Going out across a yard to a toilet used by everyone round about! Heaven knows what she might pick up there! A return to a level of life to which Sibongile, Didymus, had been condemned when they were their child's age—what did a sixteen-year-old born in exile know of what it was like when there was no choice?

The distress is something that can be conveyed to someone other—Vera—but a kind of pride or self-protection would prevent Sibongile from acknowledging to the child herself the dismayed humbling of the mother by the worldly child's innocent level of acceptance: the sense that she knows what home is.

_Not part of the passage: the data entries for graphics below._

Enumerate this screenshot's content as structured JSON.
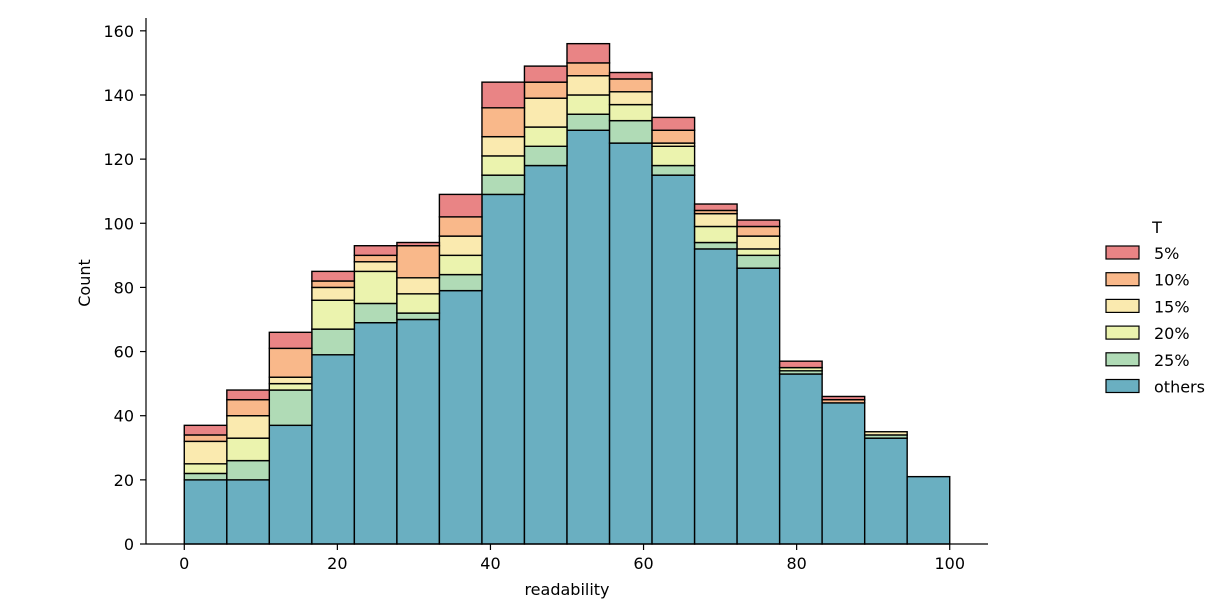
{
  "chart_data": {
    "type": "bar",
    "stacked": true,
    "xlabel": "readability",
    "ylabel": "Count",
    "xlim": [
      -5,
      105
    ],
    "ylim": [
      0,
      164
    ],
    "x_ticks": [
      0,
      20,
      40,
      60,
      80,
      100
    ],
    "y_ticks": [
      0,
      20,
      40,
      60,
      80,
      100,
      120,
      140,
      160
    ],
    "bin_edges": [
      0,
      5.56,
      11.11,
      16.67,
      22.22,
      27.78,
      33.33,
      38.89,
      44.44,
      50,
      55.56,
      61.11,
      66.67,
      72.22,
      77.78,
      83.33,
      88.89,
      94.44,
      100
    ],
    "legend_title": "T",
    "legend_position": "right",
    "grid": false,
    "series": [
      {
        "name": "others",
        "color": "#6aafc1",
        "values": [
          20,
          20,
          37,
          59,
          69,
          70,
          79,
          109,
          118,
          129,
          125,
          115,
          92,
          86,
          53,
          44,
          33,
          21
        ]
      },
      {
        "name": "25%",
        "color": "#b0dbb6",
        "values": [
          2,
          6,
          11,
          8,
          6,
          2,
          5,
          6,
          6,
          5,
          7,
          3,
          2,
          4,
          1,
          0,
          1,
          0
        ]
      },
      {
        "name": "20%",
        "color": "#ebf3ae",
        "values": [
          3,
          7,
          2,
          9,
          10,
          6,
          6,
          6,
          6,
          6,
          5,
          6,
          5,
          2,
          1,
          0,
          0,
          0
        ]
      },
      {
        "name": "15%",
        "color": "#faeaaf",
        "values": [
          7,
          7,
          2,
          4,
          3,
          5,
          6,
          6,
          9,
          6,
          4,
          1,
          4,
          4,
          0,
          0,
          1,
          0
        ]
      },
      {
        "name": "10%",
        "color": "#f9b88a",
        "values": [
          2,
          5,
          9,
          2,
          2,
          10,
          6,
          9,
          5,
          4,
          4,
          4,
          1,
          3,
          0,
          1,
          0,
          0
        ]
      },
      {
        "name": "5%",
        "color": "#e98485",
        "values": [
          3,
          3,
          5,
          3,
          3,
          1,
          7,
          8,
          5,
          6,
          2,
          4,
          2,
          2,
          2,
          1,
          0,
          0
        ]
      }
    ],
    "legend_order": [
      "5%",
      "10%",
      "15%",
      "20%",
      "25%",
      "others"
    ]
  }
}
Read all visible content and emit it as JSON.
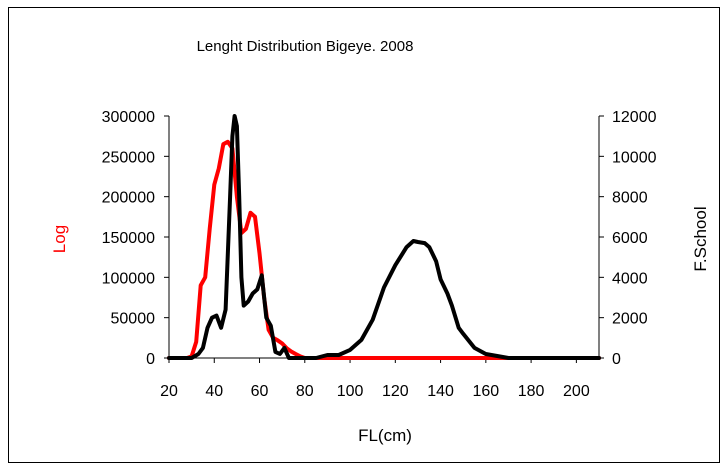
{
  "chart_data": {
    "type": "line",
    "title": "Lenght Distribution Bigeye. 2008",
    "xlabel": "FL(cm)",
    "ylabel_left": "Log",
    "ylabel_right": "F.School",
    "xlim": [
      20,
      210
    ],
    "ylim_left": [
      0,
      300000
    ],
    "ylim_right": [
      0,
      12000
    ],
    "xticks": [
      "20",
      "40",
      "60",
      "80",
      "100",
      "120",
      "140",
      "160",
      "180",
      "200"
    ],
    "yticks_left": [
      "0",
      "50000",
      "100000",
      "150000",
      "200000",
      "250000",
      "300000"
    ],
    "yticks_right": [
      "0",
      "2000",
      "4000",
      "6000",
      "8000",
      "10000",
      "12000"
    ],
    "grid": false,
    "legend": "none",
    "series": [
      {
        "axis": "left",
        "color": "#ff0000",
        "x": [
          20,
          28,
          30,
          32,
          34,
          36,
          38,
          40,
          42,
          44,
          46,
          48,
          50,
          52,
          54,
          56,
          58,
          60,
          62,
          64,
          66,
          68,
          70,
          72,
          74,
          76,
          78,
          80,
          90,
          100,
          120,
          140,
          160,
          180,
          200,
          210
        ],
        "y": [
          0,
          0,
          2000,
          20000,
          90000,
          100000,
          160000,
          215000,
          235000,
          265000,
          268000,
          260000,
          200000,
          155000,
          160000,
          180000,
          175000,
          130000,
          75000,
          35000,
          25000,
          22000,
          18000,
          12000,
          8000,
          5000,
          2000,
          0,
          0,
          0,
          0,
          0,
          0,
          0,
          0,
          0
        ]
      },
      {
        "axis": "right",
        "color": "#000000",
        "x": [
          20,
          30,
          33,
          35,
          37,
          39,
          41,
          43,
          45,
          47,
          48,
          49,
          50,
          51,
          52,
          53,
          55,
          57,
          59,
          61,
          63,
          65,
          67,
          69,
          71,
          73,
          75,
          77,
          80,
          85,
          90,
          95,
          100,
          105,
          110,
          115,
          120,
          125,
          128,
          130,
          133,
          135,
          138,
          140,
          143,
          145,
          148,
          150,
          155,
          160,
          165,
          170,
          180,
          190,
          200,
          210
        ],
        "y": [
          0,
          0,
          200,
          500,
          1500,
          2000,
          2100,
          1500,
          2400,
          8000,
          11000,
          12000,
          11500,
          8000,
          4000,
          2600,
          2800,
          3200,
          3400,
          4100,
          2000,
          1600,
          300,
          200,
          500,
          0,
          0,
          0,
          0,
          0,
          150,
          150,
          400,
          900,
          1900,
          3500,
          4600,
          5500,
          5800,
          5750,
          5700,
          5500,
          4800,
          3900,
          3200,
          2600,
          1500,
          1200,
          500,
          200,
          100,
          0,
          0,
          0,
          0,
          0
        ]
      }
    ]
  }
}
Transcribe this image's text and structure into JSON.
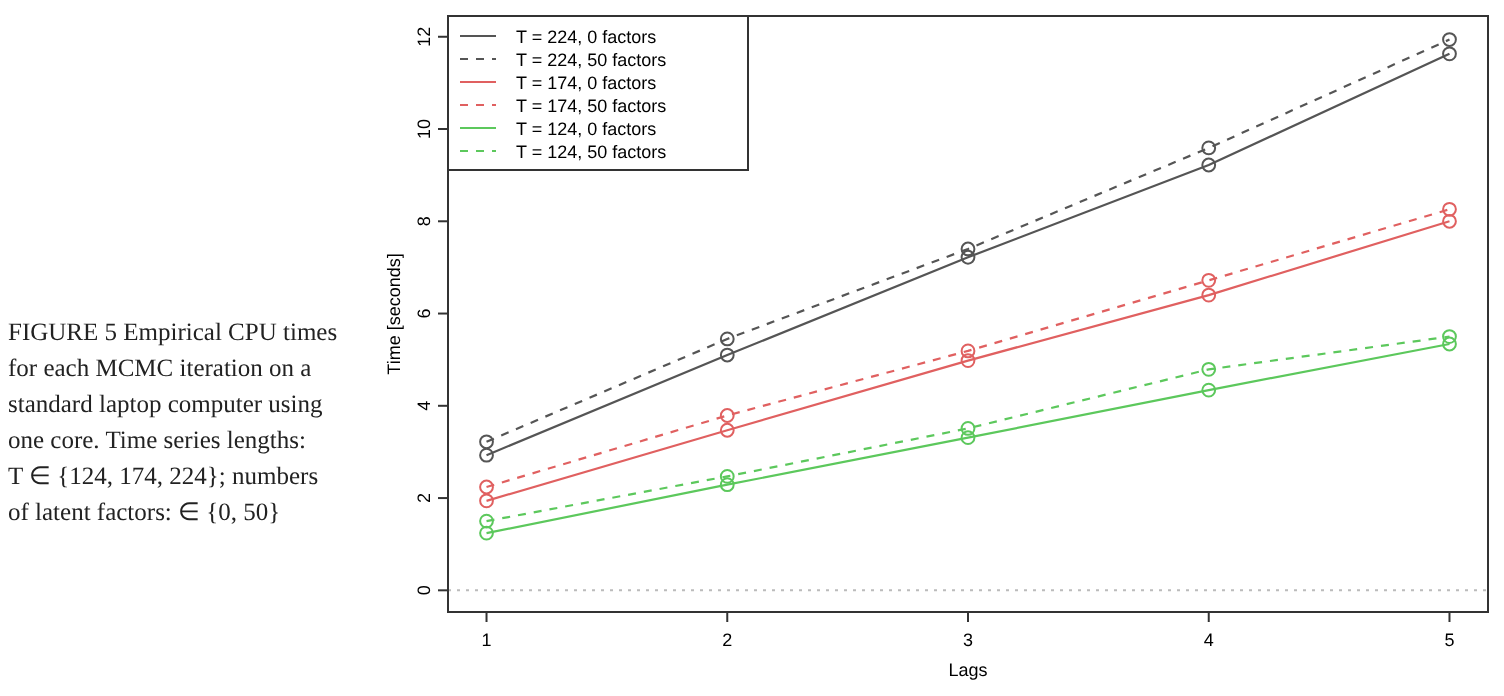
{
  "chart_data": {
    "type": "line",
    "xlabel": "Lags",
    "ylabel": "Time [seconds]",
    "annotations": [
      "FIGURE 5 Empirical CPU times for each MCMC iteration on a standard laptop computer using one core. Time series lengths: T ∈ {124, 174, 224}; numbers of latent factors: ∈ {0, 50}"
    ],
    "x": [
      1,
      2,
      3,
      4,
      5
    ],
    "xlim": [
      0.84,
      5.16
    ],
    "xticks": [
      1,
      2,
      3,
      4,
      5
    ],
    "ylim": [
      -0.47,
      12.45
    ],
    "yticks": [
      0,
      2,
      4,
      6,
      8,
      10,
      12
    ],
    "grid": false,
    "legend": "top left",
    "marker": "circle",
    "ref_lines": [
      {
        "axis": "y",
        "value": 0,
        "color": "#bbbbbb",
        "line_style": "dotted"
      }
    ],
    "series": [
      {
        "name": "T = 224, 0 factors",
        "color": "#555555",
        "line_style": "solid",
        "values": [
          2.93,
          5.1,
          7.22,
          9.22,
          11.63
        ]
      },
      {
        "name": "T = 224, 50 factors",
        "color": "#555555",
        "line_style": "dashed",
        "values": [
          3.22,
          5.45,
          7.4,
          9.59,
          11.94
        ]
      },
      {
        "name": "T = 174, 0 factors",
        "color": "#e06060",
        "line_style": "solid",
        "values": [
          1.94,
          3.47,
          4.98,
          6.4,
          8.0
        ]
      },
      {
        "name": "T = 174, 50 factors",
        "color": "#e06060",
        "line_style": "dashed",
        "values": [
          2.24,
          3.79,
          5.19,
          6.72,
          8.26
        ]
      },
      {
        "name": "T = 124, 0 factors",
        "color": "#5cc85c",
        "line_style": "solid",
        "values": [
          1.24,
          2.29,
          3.31,
          4.34,
          5.34
        ]
      },
      {
        "name": "T = 124, 50 factors",
        "color": "#5cc85c",
        "line_style": "dashed",
        "values": [
          1.5,
          2.47,
          3.51,
          4.79,
          5.5
        ]
      }
    ]
  }
}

Mpho moved between Alexandra and the house that came from Vera's divorce settlement with an ease that charmed the Starks. At the Starks', along with her parents, she met and mingled with the Starks' friends, Vera's colleagues from the Foundation, the protégé Oupa and the lawyers. The young people got on well together, Mpho was carried off to parties with these youngsters her relieved parents knew were decent, no drugs or drunkenness; through a contaet of one of the lawyers, the Maqomas found exactly what was needed, a small house in a white suburb near the school where, again with the help of someone met in the Stark circle, the girl was accepted to complete her A-levels. The day after they moved in with nothing but borrowed beds, Sally, taking the car the Movement provided for Didy, drove along the street of local shops to look for secondhand furniture, and reversing into a parking place was held up by a municipal cleaner, a woman sweeping the gutter-muck into a drain. She didn't know that women did this work, now. Well, any job was better than nothing, these times. It could be that some of those she had known in exile, the fighters in the training
camps, might end up sweeping streets; the probability gave her an internal cringe, the drawing in of her stomach muscles that was involuntary when she confronted herself with the responsibility in which she was engaged: she had just been appointed deputy director of the Movement's regional redeployment programme, at present a collection of research papers emerging at the pace of stuttering faxes. As she locked the car (forewarned since the day of arrival of those for whom theft was better than nothing) she saw that the cleaner had not moved on, was leaning on her broom and looking at her, a woman dressed ridiculously in the handout of bright protective overalls, football stockings rolled round her calves, flat-footed in men's shoes, a fisherman's hat complete with slots for flies crammed on her head. Begging? She would give her a greeting, anyway:
Sawubona, sisi.

The woman did not approach but spoke excitedly. —Sibongile, when did you come? I'm Sela's child, your mother's cousin, you remember? From Sela's house, you used to see us there, in Witbank.—

Wakened suddenly, shaken alive into another light, another existence. Sally is drawn over to her other self, standing there, the one she started out with, this apparition with a plastic bag tied over the hand with which, deftly, it picks up dirt the broom misses. Home.